Monday, August 11, 2008

My Mammy, Your Mammy





I give up. Is Jack Robin becoming Al Jolson becoming Eddie Fisher? Or is Eddie Fisher becoming Jolson becoming the blacked up Jolson-as-Jack Robin in The Jazz Singer? Who’s ghosting who? Does blackface haunt the Jewish entertainer, or is blackface the Jewish entertainer’s inevitable, utlimate desitination? This RCA LP from 1968 (you can tell it’s from the 60s because the blackface is faded into the background and not paraded front and center) is a pretty remarkable testament to both the lingering influence of Jolson on American popular song and the lingering influence of blackface on American popular song. Fisher came up in the 50s after Jolson had already died, but they were both Russian Jewish products of immigrant parents who did some name changing (Yoelson became Jolson, Fisch became Fisher). Their voices speak to their different eras as jazz singers who didn’t really sing jazz, and Fisher’s Jolson tribute is wrapped in the kind of over-produced pop shmaltz that Jolson didn’t need (his booming, elastic voice had more hammy drama than any producer could conjure in a studio). Fisher sings nothing but Jolson staples here, but it’s his version of “My Mammy” recorded in the thick of the Civil Rights era that is hardest to swallow. Jolson sang it– infamously– in blackface, on one knee, to his immigrant yiddishe momme in The Jazz Singer, as part of his bid for white Americanism via racial masquerade. Fisher sings it in whiteface, as an American, for mammy nostalgia, right when African-Americans were overhauling the racial legacy that blackface minstrelsy symbolized.

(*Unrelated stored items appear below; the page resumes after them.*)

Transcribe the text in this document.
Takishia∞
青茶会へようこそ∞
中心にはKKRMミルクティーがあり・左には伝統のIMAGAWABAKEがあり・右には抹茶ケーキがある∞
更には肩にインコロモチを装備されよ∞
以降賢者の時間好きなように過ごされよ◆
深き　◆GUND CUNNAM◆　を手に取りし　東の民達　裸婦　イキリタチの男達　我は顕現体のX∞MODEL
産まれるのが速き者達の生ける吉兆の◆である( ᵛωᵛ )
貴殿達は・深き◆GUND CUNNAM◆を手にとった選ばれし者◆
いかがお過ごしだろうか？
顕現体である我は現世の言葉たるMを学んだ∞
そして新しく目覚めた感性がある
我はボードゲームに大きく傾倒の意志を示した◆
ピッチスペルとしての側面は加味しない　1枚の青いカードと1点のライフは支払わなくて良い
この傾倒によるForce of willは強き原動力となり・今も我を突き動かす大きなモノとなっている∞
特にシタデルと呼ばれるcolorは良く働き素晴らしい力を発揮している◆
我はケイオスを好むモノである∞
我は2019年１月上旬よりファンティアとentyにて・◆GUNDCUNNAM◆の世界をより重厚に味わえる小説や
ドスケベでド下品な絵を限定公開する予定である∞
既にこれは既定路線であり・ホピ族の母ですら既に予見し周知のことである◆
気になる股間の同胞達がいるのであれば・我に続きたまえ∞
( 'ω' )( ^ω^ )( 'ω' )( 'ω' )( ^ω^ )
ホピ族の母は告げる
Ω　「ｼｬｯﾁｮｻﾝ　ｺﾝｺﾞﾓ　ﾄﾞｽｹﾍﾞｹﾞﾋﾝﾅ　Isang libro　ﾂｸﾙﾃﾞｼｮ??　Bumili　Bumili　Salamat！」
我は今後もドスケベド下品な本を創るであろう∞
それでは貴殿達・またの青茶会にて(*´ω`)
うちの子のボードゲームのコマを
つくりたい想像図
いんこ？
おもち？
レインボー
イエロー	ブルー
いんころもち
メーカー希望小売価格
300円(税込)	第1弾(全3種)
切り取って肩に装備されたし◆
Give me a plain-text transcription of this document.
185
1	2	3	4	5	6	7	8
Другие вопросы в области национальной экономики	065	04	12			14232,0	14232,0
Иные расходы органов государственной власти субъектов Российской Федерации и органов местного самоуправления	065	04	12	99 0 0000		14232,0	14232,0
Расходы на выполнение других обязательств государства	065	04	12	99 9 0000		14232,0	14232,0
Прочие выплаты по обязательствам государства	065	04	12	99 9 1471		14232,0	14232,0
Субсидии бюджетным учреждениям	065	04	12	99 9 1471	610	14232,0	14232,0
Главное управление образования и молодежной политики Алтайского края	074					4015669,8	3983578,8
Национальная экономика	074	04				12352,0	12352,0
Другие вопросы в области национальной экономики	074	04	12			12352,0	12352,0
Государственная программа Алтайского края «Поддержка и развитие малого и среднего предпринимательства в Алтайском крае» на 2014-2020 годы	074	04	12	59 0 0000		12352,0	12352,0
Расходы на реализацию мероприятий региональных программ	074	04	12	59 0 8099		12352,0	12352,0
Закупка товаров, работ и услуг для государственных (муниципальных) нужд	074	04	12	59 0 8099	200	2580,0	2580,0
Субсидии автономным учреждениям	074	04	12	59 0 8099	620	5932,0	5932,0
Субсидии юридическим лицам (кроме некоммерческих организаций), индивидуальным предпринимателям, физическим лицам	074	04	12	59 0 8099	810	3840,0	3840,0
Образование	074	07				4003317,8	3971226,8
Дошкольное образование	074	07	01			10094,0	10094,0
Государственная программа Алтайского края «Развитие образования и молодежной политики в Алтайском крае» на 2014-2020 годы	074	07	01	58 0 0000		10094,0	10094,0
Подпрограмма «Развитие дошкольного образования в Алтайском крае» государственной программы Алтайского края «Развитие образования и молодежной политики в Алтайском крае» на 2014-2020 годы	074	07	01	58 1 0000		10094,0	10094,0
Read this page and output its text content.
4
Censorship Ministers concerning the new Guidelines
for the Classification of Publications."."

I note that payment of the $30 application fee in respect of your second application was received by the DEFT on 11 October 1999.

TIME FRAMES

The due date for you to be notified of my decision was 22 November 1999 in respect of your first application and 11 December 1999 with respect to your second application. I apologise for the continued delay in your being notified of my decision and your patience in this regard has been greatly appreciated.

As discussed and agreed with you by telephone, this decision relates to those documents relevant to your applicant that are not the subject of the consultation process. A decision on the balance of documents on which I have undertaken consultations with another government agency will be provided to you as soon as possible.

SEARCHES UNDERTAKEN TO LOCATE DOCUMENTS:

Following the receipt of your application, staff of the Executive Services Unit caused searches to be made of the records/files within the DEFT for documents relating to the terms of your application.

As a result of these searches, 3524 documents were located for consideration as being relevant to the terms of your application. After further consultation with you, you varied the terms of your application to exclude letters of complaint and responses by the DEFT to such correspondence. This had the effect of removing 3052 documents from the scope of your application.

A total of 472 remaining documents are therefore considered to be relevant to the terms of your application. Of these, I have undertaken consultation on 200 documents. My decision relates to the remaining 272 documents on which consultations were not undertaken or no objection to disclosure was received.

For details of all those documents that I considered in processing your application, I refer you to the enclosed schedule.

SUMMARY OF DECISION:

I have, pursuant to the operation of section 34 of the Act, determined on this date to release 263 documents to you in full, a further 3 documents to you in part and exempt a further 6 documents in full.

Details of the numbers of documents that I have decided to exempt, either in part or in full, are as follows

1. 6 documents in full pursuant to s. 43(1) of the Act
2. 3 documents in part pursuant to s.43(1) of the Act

By the late 40s, it was even hard to find Jolson doing harcore mammy shtick. On this LP released just after Jolson died (just after he returned from entertaining Korean War troops).

1 comment:

Anonymous said...

Is it my imagination, or did RCA use the wrong instrumental backing track on the Eddie Fisher recording?!! His voice is obviously overdubbed, and the instrumental behind him bears very little resemblance to the song he is singing. No wonder he left Victor!! By the way, you confused us by describing the Fisher album cover but showing only the Jolson cover. If I hadn't seen the Fisher cover in your book (with the ghostly images of Jolson hovering over Eddie like Jakie Robbin's father did in the film Jazz Singer) I would have wondered what you were talking about!